By 2024, a survey conducted in the United States found that around 90 percent of students had used ChatGPT to help with their homework. A 2025 BestColleges study found that while 51 percent of college students believe using AI on their schoolwork counts as cheating, about 22 percent admit doing it anyway. In K-12 schools, more than a quarter of teachers have already caught at least one student using ChatGPT to cheat.
The numbers in Europe are equally striking. According to a Guardian investigation published in 2025, nearly 7,000 university students in the United Kingdom were formally caught cheating with AI tools in the 2023 to 2024 academic year alone, triple the number from the previous year. Researchers warn that this is almost certainly a serious undercount. In one University of Reading test, 94 percent of AI-written submissions slipped past detection entirely.
The real worry isn't just that students are cheating. It's that they may be skipping the mental exercise that learning actually requires. Writing an essay isn't just about producing words on a page. It's about wrestling with an idea, organizing thoughts, and learning to argue clearly. When AI does that work for you, the brain never builds those muscles.

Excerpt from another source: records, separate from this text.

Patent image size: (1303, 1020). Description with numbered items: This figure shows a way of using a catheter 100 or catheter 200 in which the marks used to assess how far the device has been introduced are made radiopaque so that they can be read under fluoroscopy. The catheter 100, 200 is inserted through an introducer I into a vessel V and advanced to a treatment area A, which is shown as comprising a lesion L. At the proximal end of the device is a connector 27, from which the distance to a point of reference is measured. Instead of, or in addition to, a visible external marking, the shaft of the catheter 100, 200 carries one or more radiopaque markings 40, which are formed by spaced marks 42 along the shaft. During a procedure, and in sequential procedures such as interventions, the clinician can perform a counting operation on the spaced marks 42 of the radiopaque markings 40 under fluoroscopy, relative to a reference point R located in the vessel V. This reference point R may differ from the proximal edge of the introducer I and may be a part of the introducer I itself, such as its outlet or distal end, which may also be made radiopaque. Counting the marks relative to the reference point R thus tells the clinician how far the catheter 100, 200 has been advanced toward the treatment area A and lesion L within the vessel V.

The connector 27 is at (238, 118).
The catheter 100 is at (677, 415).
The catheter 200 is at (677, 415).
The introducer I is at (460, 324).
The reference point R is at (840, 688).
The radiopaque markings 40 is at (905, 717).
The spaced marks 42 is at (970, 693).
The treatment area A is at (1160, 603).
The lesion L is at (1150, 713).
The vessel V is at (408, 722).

Not everyone is willing to throw up their hands. Across Europe, governments have started pushing back, and some early results are very encouraging. France was one of the first to act, banning cell phones in primary and secondary schools all the way back in 2018. In 2024, the French government went further with a pilot program called "digital pause," requiring 50,000 students at 200 middle schools to hand in their phones at the start of the school day.

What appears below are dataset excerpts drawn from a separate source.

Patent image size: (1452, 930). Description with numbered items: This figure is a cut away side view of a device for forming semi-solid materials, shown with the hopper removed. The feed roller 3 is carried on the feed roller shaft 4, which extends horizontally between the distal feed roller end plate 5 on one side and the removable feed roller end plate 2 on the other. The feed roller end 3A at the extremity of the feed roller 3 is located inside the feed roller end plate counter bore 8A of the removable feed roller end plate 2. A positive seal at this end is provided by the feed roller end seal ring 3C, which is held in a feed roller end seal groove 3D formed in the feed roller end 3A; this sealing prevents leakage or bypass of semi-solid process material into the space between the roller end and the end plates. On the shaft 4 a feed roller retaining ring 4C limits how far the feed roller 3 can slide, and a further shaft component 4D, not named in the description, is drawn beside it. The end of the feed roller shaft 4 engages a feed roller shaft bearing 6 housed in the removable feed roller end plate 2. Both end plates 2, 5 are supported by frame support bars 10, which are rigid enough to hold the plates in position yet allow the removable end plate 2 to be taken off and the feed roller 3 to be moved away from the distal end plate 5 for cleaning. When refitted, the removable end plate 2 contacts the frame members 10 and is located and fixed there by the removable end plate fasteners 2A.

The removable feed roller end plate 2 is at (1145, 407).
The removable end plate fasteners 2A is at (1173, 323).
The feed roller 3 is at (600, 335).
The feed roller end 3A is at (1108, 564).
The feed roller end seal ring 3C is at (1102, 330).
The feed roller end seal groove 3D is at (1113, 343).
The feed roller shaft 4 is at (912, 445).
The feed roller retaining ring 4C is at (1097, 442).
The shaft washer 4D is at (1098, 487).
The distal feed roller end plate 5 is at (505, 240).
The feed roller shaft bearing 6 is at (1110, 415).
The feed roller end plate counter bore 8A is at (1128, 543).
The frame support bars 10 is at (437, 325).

The Netherlands followed in January 2024, banning phones, tablets, and even smartwatches from classrooms at all school levels. The Dutch government commissioned a study to see whether the ban was actually making a difference, and the results were genuinely heartening. Three-quarters of the high schools surveyed reported that students' ability to concentrate had improved. Nearly two-thirds said the social atmosphere in the school had gotten better, with students actually talking to each other again during breaks. One-third reported better academic performance.
Hungary, Finland, Italy, and several others have introduced similar measures. By the end of 2024, at least 60 countries around the world had implemented some form of restriction on smartphone use in schools. The message is becoming clear: when you take the screens away, kids start to refocus on each other and on their work.
None of this means Gen Alpha or Gen Beta are doomed. These kids are bright, curious, and remarkably adept at navigating a digital world that older generations are still figuring out. But the data tells us something important: technology, social media, and AI are not neutral forces. They shape young brains in ways that we are only beginning to understand, and many of those effects are not what we'd hope for.
Teachers, parents, and policymakers face a real challenge. The genie isn't going back in the bottle. But thoughtful limits, focused classroom time, hands-on learning, and honest conversations about how and when to use AI can make a tremendous difference. The success of smartphone bans in places like the Netherlands shows that when adults take the lead, kids actually do better, and often happier, without the constant pull of a screen.
For grandparents watching all this unfold, the lesson might be simple. Read with the little ones in your life. Play a board game. Take a walk and have a conversation that doesn't get interrupted by a notification. Those small, old-fashioned moments may turn out to be the most powerful educational tools of all.